Leave it to the French to turn wine and cheese into an intellectual debate!
So what does this mean for us novices at home?
- First know your wines.
- “Red wines are generally richer in tannins than white wines,” Marwen says. “Chemically, tannins are rather poorly associated with casein (milk protein). Pairing white wine and cheese is a more recent trend that seems to be more conclusive.”
- In other words, you may wish to start with with a white wine pairing rather than a red, which will be more difficult to match.
- But this doesn’t mean that you should avoid pairing red wine and cheese!
- Second, choose boutique wines and artisinal cheeses over more mass produced products.
- “The richness of our culinary heritage of wine and cheese leads us to believe that for each cheese, there exists a wine that can bring out the best in it, and vice versa,” says Marwen. “That said, we very strongly believe that bad cheese – like industrial cheese – is difficult to pair, because they’re soulless cheeses.”
- In other words, pick real cheese and real wine, and you’re already well on your way to a successful pair.
- Be on the lookout for balance between the unique natures of the selected wines and cheeses.

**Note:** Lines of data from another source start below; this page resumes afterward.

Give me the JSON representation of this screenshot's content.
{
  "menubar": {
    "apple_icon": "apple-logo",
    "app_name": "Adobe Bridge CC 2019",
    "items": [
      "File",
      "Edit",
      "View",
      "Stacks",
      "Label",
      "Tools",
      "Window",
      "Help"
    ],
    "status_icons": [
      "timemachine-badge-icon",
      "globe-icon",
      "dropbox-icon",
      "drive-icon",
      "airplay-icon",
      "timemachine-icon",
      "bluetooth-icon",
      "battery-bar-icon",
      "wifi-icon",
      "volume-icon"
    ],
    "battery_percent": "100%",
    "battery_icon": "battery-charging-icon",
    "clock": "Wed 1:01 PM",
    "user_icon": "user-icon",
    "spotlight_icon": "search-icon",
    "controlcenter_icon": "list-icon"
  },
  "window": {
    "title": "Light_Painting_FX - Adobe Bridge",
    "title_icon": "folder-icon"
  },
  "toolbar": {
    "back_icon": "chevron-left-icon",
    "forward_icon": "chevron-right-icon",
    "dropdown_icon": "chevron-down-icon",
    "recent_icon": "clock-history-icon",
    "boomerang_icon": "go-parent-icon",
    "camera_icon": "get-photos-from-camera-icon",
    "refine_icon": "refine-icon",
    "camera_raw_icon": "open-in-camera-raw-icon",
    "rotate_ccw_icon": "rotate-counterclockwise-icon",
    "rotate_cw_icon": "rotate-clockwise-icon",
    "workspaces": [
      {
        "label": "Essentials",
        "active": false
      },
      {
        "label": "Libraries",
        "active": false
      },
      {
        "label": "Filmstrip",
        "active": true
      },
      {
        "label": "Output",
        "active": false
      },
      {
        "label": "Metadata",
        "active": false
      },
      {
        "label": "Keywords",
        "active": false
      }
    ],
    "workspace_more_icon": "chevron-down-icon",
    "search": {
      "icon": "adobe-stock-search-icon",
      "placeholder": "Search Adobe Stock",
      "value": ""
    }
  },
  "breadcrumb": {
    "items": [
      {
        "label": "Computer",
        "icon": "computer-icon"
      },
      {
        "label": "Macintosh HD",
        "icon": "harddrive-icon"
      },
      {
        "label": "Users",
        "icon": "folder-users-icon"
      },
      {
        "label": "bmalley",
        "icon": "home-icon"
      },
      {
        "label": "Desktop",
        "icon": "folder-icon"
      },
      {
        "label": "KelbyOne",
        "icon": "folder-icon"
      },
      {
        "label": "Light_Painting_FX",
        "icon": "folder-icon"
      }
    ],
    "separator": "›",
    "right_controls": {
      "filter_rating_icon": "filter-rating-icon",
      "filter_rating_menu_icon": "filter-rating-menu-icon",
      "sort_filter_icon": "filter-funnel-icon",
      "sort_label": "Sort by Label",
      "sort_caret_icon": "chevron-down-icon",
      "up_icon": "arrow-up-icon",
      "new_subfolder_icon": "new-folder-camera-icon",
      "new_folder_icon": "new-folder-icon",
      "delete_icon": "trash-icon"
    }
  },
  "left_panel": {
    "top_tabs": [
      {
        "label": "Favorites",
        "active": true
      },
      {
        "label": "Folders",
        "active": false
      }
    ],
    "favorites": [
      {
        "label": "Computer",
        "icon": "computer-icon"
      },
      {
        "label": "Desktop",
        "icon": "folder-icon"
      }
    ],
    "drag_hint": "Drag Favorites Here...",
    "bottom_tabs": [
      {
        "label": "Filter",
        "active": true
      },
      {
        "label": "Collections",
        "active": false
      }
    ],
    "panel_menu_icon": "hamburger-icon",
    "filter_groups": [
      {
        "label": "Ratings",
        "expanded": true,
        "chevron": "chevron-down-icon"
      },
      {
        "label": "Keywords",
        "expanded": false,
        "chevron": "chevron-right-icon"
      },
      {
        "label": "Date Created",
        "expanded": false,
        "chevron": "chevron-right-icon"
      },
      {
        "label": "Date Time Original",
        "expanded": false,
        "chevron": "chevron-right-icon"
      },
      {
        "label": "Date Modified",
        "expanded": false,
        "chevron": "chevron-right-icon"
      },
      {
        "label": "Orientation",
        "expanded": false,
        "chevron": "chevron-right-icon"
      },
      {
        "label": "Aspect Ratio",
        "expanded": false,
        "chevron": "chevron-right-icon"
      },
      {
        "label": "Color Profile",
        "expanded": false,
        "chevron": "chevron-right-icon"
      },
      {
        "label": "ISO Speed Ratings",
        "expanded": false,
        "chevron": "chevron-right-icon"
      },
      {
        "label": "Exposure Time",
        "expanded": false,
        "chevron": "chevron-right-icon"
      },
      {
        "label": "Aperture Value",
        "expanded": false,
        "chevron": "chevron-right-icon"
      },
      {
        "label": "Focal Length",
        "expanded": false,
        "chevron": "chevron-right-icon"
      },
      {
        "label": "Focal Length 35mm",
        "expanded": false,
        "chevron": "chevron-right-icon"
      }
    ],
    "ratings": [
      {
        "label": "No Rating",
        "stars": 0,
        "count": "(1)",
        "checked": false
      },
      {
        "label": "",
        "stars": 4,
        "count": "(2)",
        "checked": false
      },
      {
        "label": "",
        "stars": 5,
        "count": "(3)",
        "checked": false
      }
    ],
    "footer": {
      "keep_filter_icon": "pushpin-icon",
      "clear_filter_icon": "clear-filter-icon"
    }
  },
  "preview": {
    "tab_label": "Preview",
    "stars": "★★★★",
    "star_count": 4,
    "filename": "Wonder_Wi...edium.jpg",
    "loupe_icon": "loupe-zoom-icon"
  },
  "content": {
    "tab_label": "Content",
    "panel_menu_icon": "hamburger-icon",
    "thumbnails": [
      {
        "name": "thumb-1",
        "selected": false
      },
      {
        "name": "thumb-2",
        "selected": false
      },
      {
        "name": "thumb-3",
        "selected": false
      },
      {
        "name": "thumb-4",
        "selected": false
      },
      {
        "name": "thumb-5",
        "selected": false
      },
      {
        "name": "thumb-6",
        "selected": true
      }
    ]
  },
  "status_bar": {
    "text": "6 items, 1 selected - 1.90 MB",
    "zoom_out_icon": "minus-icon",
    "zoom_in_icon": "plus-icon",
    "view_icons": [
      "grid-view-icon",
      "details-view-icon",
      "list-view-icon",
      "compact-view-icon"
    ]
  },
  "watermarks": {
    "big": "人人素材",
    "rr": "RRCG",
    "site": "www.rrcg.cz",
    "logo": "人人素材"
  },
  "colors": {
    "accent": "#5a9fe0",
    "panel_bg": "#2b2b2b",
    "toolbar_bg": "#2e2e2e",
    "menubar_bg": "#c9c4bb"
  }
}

- “At la Vache dans les Vignes, we have a tendency to look out for possible balances between acidity and fat, as far as both wine and cheese are concerned, as well as surprising aromatic associations,” says Marwen.
- For example, acidity and tannins in a certain wine and fattiness and acidity in the cheese should complete one another, not compete with one another.
If you need some more specific inspiration, Marwen’s current favorite is pairing Rove frais de haute Provence – a fresh, raw milk goat’s cheese infused with thyme — with Chateau Martinette (AOP côtés de Provence) rosé, made with 40% Cinsault, 35% Grenache, 15% Syrah, and 10% Rolle.
“The little note of pepper in the goat cheese melts marvelously into the Syrah. The buttery aspect of the goat cheese, due to the individuality of the Rove goat breed’s milk, pairs very well with the superb acidity of the rosé.”
Discover more about pairing wine and cheese – and sample some delicious products – at La Vache dans Les Vignes (46 Quai de Jemmapes, 10th arrondissement) in Paris.